Simultaneous delivery of hydrophobic small molecules and siRNA using Sterosomes to direct mesenchymal stem cell differentiation for bone repair

The use of small molecular drugs with gene manipulation offers synergistic therapeutic efficacy by targeting multiple signaling pathways for combined treatment. Stimulation of mesenchymal stem cells (MSCs) with osteoinductive small molecule phenamil combined with suppression of noggin is a promising therapeutic strategy that increases bone morphogenetic protein (BMP) signaling and bone repair. Our cationic Sterosome formulated with stearylamine (SA) and cholesterol (Chol) is an attractive co-delivery system that not only forms stable complexes with small interfering RNA (siRNA) molecules but also solubilizes hydrophobic small molecules in a single vehicle, for directing stem cell differentiation. Herein, we demonstrate the ability of SA/Chol Sterosomes to simultaneously deliver hydrophobic small molecule phenamil and noggin-directed siRNA to enhance osteogenic differentiation of MSCs both in in vitro two- and three-dimensional settings as well as in a mouse calvarial defect model. These results suggest a novel liposomal platform to simultaneously deliver therapeutic genes and small molecules for combined therapy. STATEMENT OF SIGNIFICANCE Application of phenamil, a small molecular bone morphogenetic protein (BMP) stimulator, combined with suppression of natural BMP antagonists such as noggin is a promising therapeutic strategy to enhance bone regeneration. Here, we present a novel strategy to co-deliver hydrophobic small molecule phenamil and noggin-targeted siRNA via cationic Sterosomes formed with stearylamine (SA) and high content of cholesterol (Chol) to enhance osteogenesis and bone repair. SA/Chol Sterosomes demonstrated high phenamil encapsulation efficiency, supported sustained release of encapsulated drugs, and significantly reduced drug dose requirements to induce osteogenic differentiation of mesenchymal stem cells (MSCs). Simultaneous deliver of phenamil and noggin siRNA in a single vehicle synergistically enhanced MSC osteogenesis and calvarial bone repair. This study suggests a new non-phospholipid liposomal formulation to simultaneously deliver small molecules and therapeutic genes for combined treatment.
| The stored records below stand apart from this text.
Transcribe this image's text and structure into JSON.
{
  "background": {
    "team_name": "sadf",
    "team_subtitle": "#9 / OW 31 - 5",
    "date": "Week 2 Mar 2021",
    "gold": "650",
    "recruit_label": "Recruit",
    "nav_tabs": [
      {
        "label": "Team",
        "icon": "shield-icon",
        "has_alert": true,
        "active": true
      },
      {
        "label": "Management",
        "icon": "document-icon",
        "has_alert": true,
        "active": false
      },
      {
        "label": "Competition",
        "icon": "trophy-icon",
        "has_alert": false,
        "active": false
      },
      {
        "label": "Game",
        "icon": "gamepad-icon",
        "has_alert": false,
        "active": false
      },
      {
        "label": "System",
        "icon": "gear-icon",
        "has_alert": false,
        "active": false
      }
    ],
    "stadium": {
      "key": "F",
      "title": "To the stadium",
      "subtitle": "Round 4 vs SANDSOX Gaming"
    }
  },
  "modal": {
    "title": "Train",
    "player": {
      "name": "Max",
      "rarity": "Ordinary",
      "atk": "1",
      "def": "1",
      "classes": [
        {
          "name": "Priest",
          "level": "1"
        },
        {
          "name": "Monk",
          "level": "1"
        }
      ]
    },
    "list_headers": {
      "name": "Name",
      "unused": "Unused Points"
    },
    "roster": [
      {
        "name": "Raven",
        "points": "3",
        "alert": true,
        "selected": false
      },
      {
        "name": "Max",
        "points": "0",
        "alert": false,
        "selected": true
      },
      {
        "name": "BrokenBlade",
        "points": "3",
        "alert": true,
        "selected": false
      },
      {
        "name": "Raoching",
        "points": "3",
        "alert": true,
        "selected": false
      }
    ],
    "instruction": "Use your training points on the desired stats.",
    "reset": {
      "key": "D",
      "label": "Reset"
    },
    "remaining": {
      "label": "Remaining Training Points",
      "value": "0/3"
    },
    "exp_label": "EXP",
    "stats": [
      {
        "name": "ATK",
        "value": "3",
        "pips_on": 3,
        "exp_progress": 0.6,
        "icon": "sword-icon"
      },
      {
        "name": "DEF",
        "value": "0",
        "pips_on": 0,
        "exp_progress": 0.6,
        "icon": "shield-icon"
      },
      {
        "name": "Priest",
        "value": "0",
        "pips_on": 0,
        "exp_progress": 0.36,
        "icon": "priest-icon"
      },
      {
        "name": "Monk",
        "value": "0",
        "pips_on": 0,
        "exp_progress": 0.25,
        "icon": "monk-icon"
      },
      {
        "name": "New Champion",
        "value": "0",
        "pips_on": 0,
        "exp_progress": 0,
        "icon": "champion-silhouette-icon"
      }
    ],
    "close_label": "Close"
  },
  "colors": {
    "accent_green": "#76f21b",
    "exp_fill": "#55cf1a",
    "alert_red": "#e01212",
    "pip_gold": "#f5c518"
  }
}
Design and Characterization of a Therapeutic Non-phospholipid Liposomal Nanocarrier with Osteoinductive Characteristics To Promote Bone Formation

Sterosomes are recently developed types of non-phospholipid liposomes formed from single-chain amphiphiles and high content of sterols. Although sterosomes presented significantly increased stability compared to conventional phospholipid liposomes, current sterosome biomaterials are not truly bioactive and have no intrinsic therapeutic effects. The purpose of this study was to develop a sterosome formulation with osteoinductive properties by an effective selection of sterol, one of the sterosome components. Oxysterols are oxidized derivatives of cholesterol and are known to stimulate osteogenesis and bone formation. Thus, 20S-hydroxycholesterol (Oxy), one of the most potent oxysterols for bone regeneration, was examined as a promising candidate molecule to form fluid lamellar phases with a single-chain amphiphile, namely, stearylamine (SA). First, the optimal composition was identified by investigating the phase behavior of SA/Oxy mixtures. Next, the capacity of the optimized SA/Oxy sterosomes to promote osteogenic differentiation of bone marrow stromal cells was assessed in vitro in a hydrogel environment. Furthermore, we explored the effects of osteogenic oxysterol sterosomes in vivo with the mouse critical-sized calvarial defect model. Our results showed that SA/Oxy sterosomes induced osteogenic differentiation in vitro and enhanced calvarial healing without delivery of additional therapeutic agents, indicating their intrinsic bone-forming potential. This study suggests a promising non-phospholipid liposomal platform with osteoinductive properties for delivery of small molecular drugs and/or other therapeutic genes for enhanced bone formation.